I'm a plotter in writing, but not in life.

Life has too many factors, too many variables, too many other people who impact where I end up.  In life, I don't know the ending. No one does. I don't know what will happen next or where each decision will lead me, and most days I feel like I'm floundering. Like things are moving and sometimes I'm standing there in traffic with my thumb out and no one stops. Other times I'm jumping on to whatever car is zooming by and hanging on for dear life and praying I don't fall off. Even more times, I'm too afraid to cross the street because I don't know if I can make it before that semi comes and smooshes me.

I often think back to what my professor told me in class and how much that lesson applies to life as well as writing. I can't read the ending of my life. I don't know if the things I'm pouring my life into, the dreams and passions that drive me and keep my schedule (and brain) in this constant state of insanity, will achieve the level of success I hope for. I move around a lot. I try to find my place. I move when the wind blows me and the moment feels right, and all that is because I don't know anything. I have no control of my future (and some days my present) -- and that's so incredibly hard for me.

I firmly believe it's because I don't have an outline. I also believe that's why I write from an outline -- because I do have to know what's happening. I thrive on control, because every writer knows that once the story is out there, we control nothing else. (Publishing is the worst industry for control-freaks, which is why I think a lot of authors are a little ADD and neurotic.)

Sometimes I think that life would be so much easier if I could plot it out like a book. If I could turn to the last page and know the ending. But then so much of that ending is the journey I get to experience in getting there.

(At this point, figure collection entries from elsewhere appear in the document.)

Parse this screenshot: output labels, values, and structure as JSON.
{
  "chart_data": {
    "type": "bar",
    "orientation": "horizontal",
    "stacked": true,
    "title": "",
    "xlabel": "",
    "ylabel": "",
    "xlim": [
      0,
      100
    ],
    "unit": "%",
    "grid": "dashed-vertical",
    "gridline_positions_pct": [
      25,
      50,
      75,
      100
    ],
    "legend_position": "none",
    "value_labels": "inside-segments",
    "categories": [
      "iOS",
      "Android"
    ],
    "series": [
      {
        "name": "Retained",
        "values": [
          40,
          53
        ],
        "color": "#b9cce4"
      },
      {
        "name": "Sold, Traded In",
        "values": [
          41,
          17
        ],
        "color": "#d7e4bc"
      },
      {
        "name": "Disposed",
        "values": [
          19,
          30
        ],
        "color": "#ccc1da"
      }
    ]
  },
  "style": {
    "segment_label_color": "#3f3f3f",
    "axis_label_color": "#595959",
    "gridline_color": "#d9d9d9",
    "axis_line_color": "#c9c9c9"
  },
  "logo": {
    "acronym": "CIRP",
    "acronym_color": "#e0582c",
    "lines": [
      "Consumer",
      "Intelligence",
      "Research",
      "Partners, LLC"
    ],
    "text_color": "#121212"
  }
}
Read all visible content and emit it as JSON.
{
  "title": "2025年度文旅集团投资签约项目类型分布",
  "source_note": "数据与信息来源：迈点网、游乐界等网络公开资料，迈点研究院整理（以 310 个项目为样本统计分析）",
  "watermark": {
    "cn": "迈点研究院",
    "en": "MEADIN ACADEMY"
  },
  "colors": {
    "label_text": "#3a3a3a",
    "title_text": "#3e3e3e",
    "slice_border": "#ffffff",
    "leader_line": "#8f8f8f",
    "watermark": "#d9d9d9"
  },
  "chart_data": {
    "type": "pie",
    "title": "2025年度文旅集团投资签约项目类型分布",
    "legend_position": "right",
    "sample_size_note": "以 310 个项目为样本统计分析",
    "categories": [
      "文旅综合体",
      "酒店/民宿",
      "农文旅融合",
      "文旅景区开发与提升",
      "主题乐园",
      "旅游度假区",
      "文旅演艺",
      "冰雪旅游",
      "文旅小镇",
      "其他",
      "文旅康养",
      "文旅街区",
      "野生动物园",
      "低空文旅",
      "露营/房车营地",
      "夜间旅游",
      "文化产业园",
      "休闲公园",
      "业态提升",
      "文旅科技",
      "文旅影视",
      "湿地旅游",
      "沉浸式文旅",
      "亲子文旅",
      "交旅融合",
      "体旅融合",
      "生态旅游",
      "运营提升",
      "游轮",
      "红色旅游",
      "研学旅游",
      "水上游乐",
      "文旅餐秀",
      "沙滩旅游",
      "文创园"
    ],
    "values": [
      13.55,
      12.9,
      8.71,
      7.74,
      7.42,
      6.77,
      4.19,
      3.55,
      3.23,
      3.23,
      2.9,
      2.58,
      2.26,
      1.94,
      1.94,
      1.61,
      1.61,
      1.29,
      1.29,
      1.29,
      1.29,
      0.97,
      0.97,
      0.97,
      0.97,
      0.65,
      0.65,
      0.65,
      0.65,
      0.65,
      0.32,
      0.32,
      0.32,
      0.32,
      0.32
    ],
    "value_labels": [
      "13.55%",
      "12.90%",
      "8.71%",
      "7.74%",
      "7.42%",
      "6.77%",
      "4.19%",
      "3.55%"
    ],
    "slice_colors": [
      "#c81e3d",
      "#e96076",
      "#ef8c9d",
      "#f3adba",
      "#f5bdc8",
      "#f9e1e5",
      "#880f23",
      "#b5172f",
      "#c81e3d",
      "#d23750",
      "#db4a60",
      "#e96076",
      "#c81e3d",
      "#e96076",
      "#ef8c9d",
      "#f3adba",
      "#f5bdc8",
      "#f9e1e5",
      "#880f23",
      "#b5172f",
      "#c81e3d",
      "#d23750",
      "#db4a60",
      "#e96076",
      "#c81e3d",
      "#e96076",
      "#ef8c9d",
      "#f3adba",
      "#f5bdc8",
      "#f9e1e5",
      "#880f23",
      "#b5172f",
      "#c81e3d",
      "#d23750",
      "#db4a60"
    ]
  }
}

As crazy as that journey is sometimes, as fast as those cars are when they zoom around me and as much as fingers hurt from trying to hold on, I don't know that I would trade any of that for a perfect ending. At least not today. (Ask me again if I survive May.)



2 comments:

  1. I read the endings to books too- but mostly if the stakes are high- like Harry Potter- stuff like that... When it comes to writing, I like knowing where I'm going, so I outline. I never follow it exactly, but it's comforting. For Camp Boyfriend, Joanne and I didn't decide on who Lauren ends up with until the end of the book so that was different for me, but I liked the process of being less in control.